I can also imagine a long chain of people taking their cut. Most 'customers' of the 3D machine would be utterly incapable of programming it create anything complex. Therefore the people who set-up the programs for a house, a car, a plane or basically anything with moving parts would probably charge the inventor of the 3D machine a royalty too.
Most 'customers' wouldn't need to program anything. They could rent the machine, buy some of the consumables, go up to 3DPrintTorrents.com and make anything their hearts desired.
(For the "see below" comment.) I have no problem with patents being 20 yrs. That may actually be a bit short. However, I checked out the period for copyrights and it is well over a 100 yrs, I think too long in most all cases.
Fern
And as I said, I have less of a problem with patents (though they have their own serious problems, see: Software Patents).

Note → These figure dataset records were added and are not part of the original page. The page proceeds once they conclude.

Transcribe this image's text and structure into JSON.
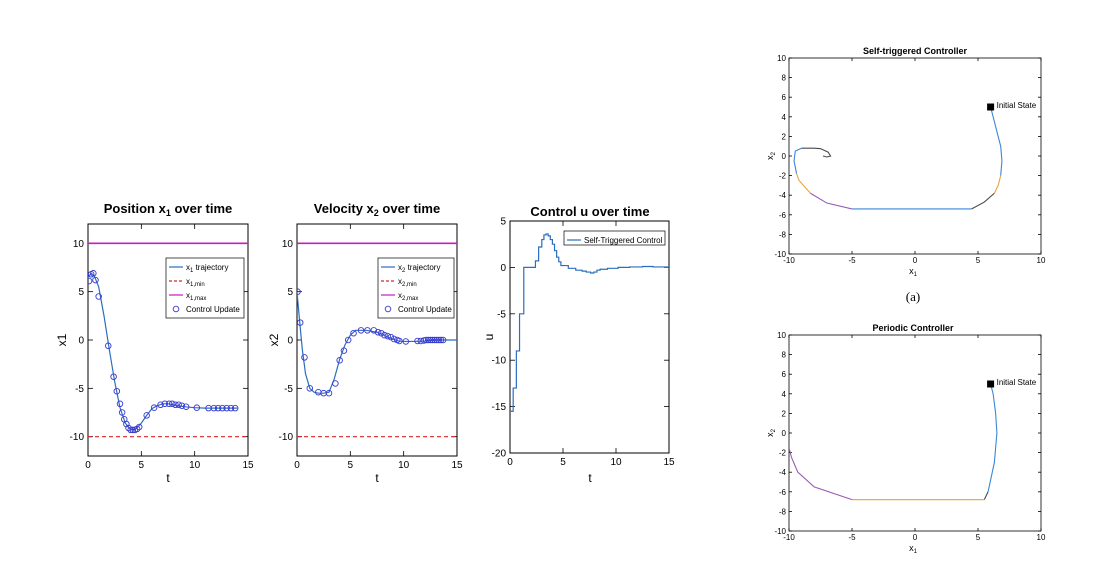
{
  "chart_data": [
    {
      "id": "pos",
      "type": "line",
      "title_main": "Position x",
      "title_sub": "1",
      "title_tail": " over time",
      "xlabel": "t",
      "ylabel": "x1",
      "xlim": [
        0,
        15
      ],
      "ylim": [
        -12,
        12
      ],
      "xticks": [
        0,
        5,
        10,
        15
      ],
      "yticks": [
        -10,
        -5,
        0,
        5,
        10
      ],
      "legend": [
        {
          "main": "x",
          "sub": "1",
          "tail": " trajectory",
          "style": "solid",
          "color": "#2a6ebf"
        },
        {
          "main": "x",
          "sub": "1,min",
          "tail": "",
          "style": "dashed",
          "color": "#d62728"
        },
        {
          "main": "x",
          "sub": "1,max",
          "tail": "",
          "style": "solid",
          "color": "#c51bc5"
        },
        {
          "main": "Control Update",
          "sub": "",
          "tail": "",
          "style": "marker",
          "color": "#3a3ad0"
        }
      ],
      "series": [
        {
          "style": "solid",
          "color": "#2a6ebf",
          "x": [
            0,
            0.3,
            0.6,
            1.0,
            1.5,
            2.0,
            2.5,
            3.0,
            3.5,
            4.0,
            4.5,
            5.0,
            5.5,
            6.0,
            6.5,
            7.0,
            7.5,
            8.0,
            8.5,
            9.0,
            10.0,
            11.0,
            12.0,
            13.0,
            14.0
          ],
          "y": [
            6.5,
            6.9,
            6.6,
            5.5,
            2.5,
            -1.0,
            -4.3,
            -7.0,
            -8.6,
            -9.3,
            -9.2,
            -8.6,
            -7.8,
            -7.1,
            -6.8,
            -6.6,
            -6.6,
            -6.7,
            -6.8,
            -6.9,
            -7.0,
            -7.05,
            -7.05,
            -7.05,
            -7.05
          ]
        },
        {
          "style": "dashed",
          "color": "#d62728",
          "x": [
            0,
            15
          ],
          "y": [
            -10,
            -10
          ]
        },
        {
          "style": "solid",
          "color": "#c51bc5",
          "x": [
            0,
            15
          ],
          "y": [
            10,
            10
          ]
        }
      ],
      "markers": {
        "x": [
          0.1,
          0.3,
          0.5,
          0.7,
          1.0,
          1.9,
          2.4,
          2.7,
          3.0,
          3.2,
          3.4,
          3.6,
          3.8,
          4.0,
          4.2,
          4.4,
          4.6,
          4.8,
          5.5,
          6.2,
          6.8,
          7.2,
          7.6,
          7.9,
          8.2,
          8.5,
          8.8,
          9.2,
          10.2,
          11.3,
          11.8,
          12.2,
          12.6,
          13.0,
          13.4,
          13.8
        ],
        "y": [
          6.1,
          6.8,
          6.9,
          6.2,
          4.5,
          -0.6,
          -3.8,
          -5.3,
          -6.6,
          -7.5,
          -8.2,
          -8.7,
          -9.1,
          -9.3,
          -9.3,
          -9.3,
          -9.2,
          -9.0,
          -7.8,
          -7.0,
          -6.7,
          -6.6,
          -6.6,
          -6.6,
          -6.7,
          -6.7,
          -6.8,
          -6.9,
          -7.0,
          -7.05,
          -7.05,
          -7.05,
          -7.05,
          -7.05,
          -7.05,
          -7.05
        ]
      }
    },
    {
      "id": "vel",
      "type": "line",
      "title_main": "Velocity x",
      "title_sub": "2",
      "title_tail": " over time",
      "xlabel": "t",
      "ylabel": "x2",
      "xlim": [
        0,
        15
      ],
      "ylim": [
        -12,
        12
      ],
      "xticks": [
        0,
        5,
        10,
        15
      ],
      "yticks": [
        -10,
        -5,
        0,
        5,
        10
      ],
      "legend": [
        {
          "main": "x",
          "sub": "2",
          "tail": " trajectory",
          "style": "solid",
          "color": "#2a6ebf"
        },
        {
          "main": "x",
          "sub": "2,min",
          "tail": "",
          "style": "dashed",
          "color": "#d62728"
        },
        {
          "main": "x",
          "sub": "2,max",
          "tail": "",
          "style": "solid",
          "color": "#c51bc5"
        },
        {
          "main": "Control Update",
          "sub": "",
          "tail": "",
          "style": "marker",
          "color": "#3a3ad0"
        }
      ],
      "series": [
        {
          "style": "solid",
          "color": "#2a6ebf",
          "x": [
            0,
            0.2,
            0.5,
            0.8,
            1.2,
            1.6,
            2.0,
            2.5,
            3.0,
            3.5,
            4.0,
            4.5,
            5.0,
            5.5,
            6.0,
            6.5,
            7.0,
            7.5,
            8.0,
            8.5,
            9.0,
            9.5,
            10.0,
            11.0,
            12.0,
            13.0,
            14.0,
            15.0
          ],
          "y": [
            5.0,
            2.5,
            -1.0,
            -3.5,
            -5.0,
            -5.4,
            -5.5,
            -5.5,
            -5.4,
            -4.0,
            -2.0,
            -0.5,
            0.5,
            1.0,
            1.0,
            1.0,
            0.9,
            0.8,
            0.6,
            0.3,
            0.1,
            -0.1,
            -0.15,
            -0.15,
            -0.1,
            0.0,
            0.0,
            0.0
          ]
        },
        {
          "style": "dashed",
          "color": "#d62728",
          "x": [
            0,
            15
          ],
          "y": [
            -10,
            -10
          ]
        },
        {
          "style": "solid",
          "color": "#c51bc5",
          "x": [
            0,
            15
          ],
          "y": [
            10,
            10
          ]
        }
      ],
      "markers": {
        "x": [
          0.05,
          0.3,
          0.7,
          1.2,
          2.0,
          2.5,
          3.0,
          3.6,
          4.0,
          4.4,
          4.8,
          5.3,
          6.0,
          6.6,
          7.2,
          7.6,
          7.9,
          8.2,
          8.5,
          8.8,
          9.1,
          9.4,
          9.6,
          10.2,
          11.3,
          11.6,
          11.9,
          12.1,
          12.3,
          12.5,
          12.7,
          12.9,
          13.1,
          13.3,
          13.5,
          13.7
        ],
        "y": [
          5.0,
          1.8,
          -1.8,
          -5.0,
          -5.4,
          -5.5,
          -5.5,
          -4.5,
          -2.1,
          -1.1,
          0.0,
          0.7,
          1.0,
          1.0,
          1.0,
          0.8,
          0.7,
          0.5,
          0.4,
          0.3,
          0.1,
          0.0,
          -0.1,
          -0.15,
          -0.1,
          -0.1,
          -0.05,
          0.0,
          0.0,
          0.0,
          0.0,
          0.0,
          0.0,
          0.0,
          0.0,
          0.0
        ]
      }
    },
    {
      "id": "ctrl",
      "type": "line",
      "title_main": "Control u over time",
      "title_sub": "",
      "title_tail": "",
      "xlabel": "t",
      "ylabel": "u",
      "xlim": [
        0,
        15
      ],
      "ylim": [
        -20,
        5
      ],
      "xticks": [
        0,
        5,
        10,
        15
      ],
      "yticks": [
        -20,
        -15,
        -10,
        -5,
        0,
        5
      ],
      "legend": [
        {
          "main": "Self-Triggered Control",
          "sub": "",
          "tail": "",
          "style": "solid",
          "color": "#2a6ebf"
        }
      ],
      "series": [
        {
          "style": "step",
          "color": "#2a6ebf",
          "x": [
            0,
            0.3,
            0.6,
            0.9,
            1.3,
            1.9,
            2.4,
            2.7,
            3.0,
            3.2,
            3.4,
            3.6,
            3.8,
            4.0,
            4.2,
            4.4,
            4.6,
            4.8,
            5.5,
            6.2,
            6.8,
            7.2,
            7.6,
            7.9,
            8.2,
            8.5,
            9.2,
            10.2,
            11.3,
            12.5,
            13.5,
            14.8
          ],
          "y": [
            -15.5,
            -13.0,
            -9.0,
            -5.0,
            0.0,
            0.0,
            0.7,
            2.2,
            3.0,
            3.5,
            3.6,
            3.4,
            3.0,
            2.5,
            1.8,
            1.1,
            0.6,
            0.2,
            -0.1,
            -0.3,
            -0.4,
            -0.5,
            -0.6,
            -0.5,
            -0.3,
            -0.2,
            -0.1,
            0.0,
            0.05,
            0.1,
            0.05,
            0.05
          ]
        }
      ]
    },
    {
      "id": "self",
      "type": "line",
      "title": "Self-triggered Controller",
      "xlabel_main": "x",
      "xlabel_sub": "1",
      "ylabel_main": "x",
      "ylabel_sub": "2",
      "xlim": [
        -10,
        10
      ],
      "ylim": [
        -10,
        10
      ],
      "xticks": [
        -10,
        -5,
        0,
        5,
        10
      ],
      "yticks": [
        -10,
        -8,
        -6,
        -4,
        -2,
        0,
        2,
        4,
        6,
        8,
        10
      ],
      "annotation": "Initial State",
      "initial_state": [
        6,
        5
      ],
      "series": [
        {
          "color": "#3b86d6",
          "x": [
            6.0,
            6.2,
            6.5,
            6.8,
            6.9,
            6.8
          ],
          "y": [
            5.0,
            4.0,
            2.5,
            1.0,
            -0.5,
            -2.0
          ]
        },
        {
          "color": "#e8a33d",
          "x": [
            6.8,
            6.6,
            6.3
          ],
          "y": [
            -2.0,
            -3.0,
            -3.8
          ]
        },
        {
          "color": "#4a4a4a",
          "x": [
            6.3,
            5.5,
            4.5
          ],
          "y": [
            -3.8,
            -4.7,
            -5.4
          ]
        },
        {
          "color": "#3b86d6",
          "x": [
            4.5,
            0.0,
            -5.0
          ],
          "y": [
            -5.4,
            -5.4,
            -5.4
          ]
        },
        {
          "color": "#9b59b6",
          "x": [
            -5.0,
            -7.0,
            -8.3
          ],
          "y": [
            -5.4,
            -4.8,
            -3.8
          ]
        },
        {
          "color": "#e8a33d",
          "x": [
            -8.3,
            -9.2,
            -9.4
          ],
          "y": [
            -3.8,
            -2.5,
            -1.8
          ]
        },
        {
          "color": "#3b86d6",
          "x": [
            -9.4,
            -9.6,
            -9.5,
            -9.0
          ],
          "y": [
            -1.8,
            -0.5,
            0.5,
            0.8
          ]
        },
        {
          "color": "#4a4a4a",
          "x": [
            -9.0,
            -8.0,
            -7.5,
            -6.9,
            -6.7,
            -7.0,
            -7.3
          ],
          "y": [
            0.8,
            0.8,
            0.75,
            0.4,
            0.0,
            -0.1,
            0.0
          ]
        }
      ]
    },
    {
      "id": "per",
      "type": "line",
      "title": "Periodic Controller",
      "xlabel_main": "x",
      "xlabel_sub": "1",
      "ylabel_main": "x",
      "ylabel_sub": "2",
      "xlim": [
        -10,
        10
      ],
      "ylim": [
        -10,
        10
      ],
      "xticks": [
        -10,
        -5,
        0,
        5,
        10
      ],
      "yticks": [
        -10,
        -8,
        -6,
        -4,
        -2,
        0,
        2,
        4,
        6,
        8,
        10
      ],
      "annotation": "Initial State",
      "initial_state": [
        6,
        5
      ],
      "series": [
        {
          "color": "#3b86d6",
          "x": [
            6.0,
            6.2,
            6.4,
            6.5,
            6.3,
            5.8
          ],
          "y": [
            5.0,
            4.0,
            2.0,
            0.0,
            -3.0,
            -6.0
          ]
        },
        {
          "color": "#4a4a4a",
          "x": [
            5.8,
            5.5
          ],
          "y": [
            -6.0,
            -6.8
          ]
        },
        {
          "color": "#e8a33d",
          "x": [
            5.5,
            0.0,
            -5.0
          ],
          "y": [
            -6.8,
            -6.8,
            -6.8
          ]
        },
        {
          "color": "#9b59b6",
          "x": [
            -5.0,
            -8.0,
            -9.3,
            -9.8,
            -10.0
          ],
          "y": [
            -6.8,
            -5.5,
            -4.0,
            -2.5,
            -1.5
          ]
        }
      ]
    }
  ],
  "caption": "(a)"
}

But would printable 3D templates be patented or copyrighted? If it's not an invention, it wouldn't be patented. Maybe it's just a hula hoop, long past any possible patent. But somebody had to create the file, and that means copyright. And just like I can't write a book about Larry Kotter the child magician without being sued out of existence, will the "owner" of the first hula hoop template shut down any and all future hula hoop templates as derivative works? Or shut down any website that tells you how to make your own hula hoop template?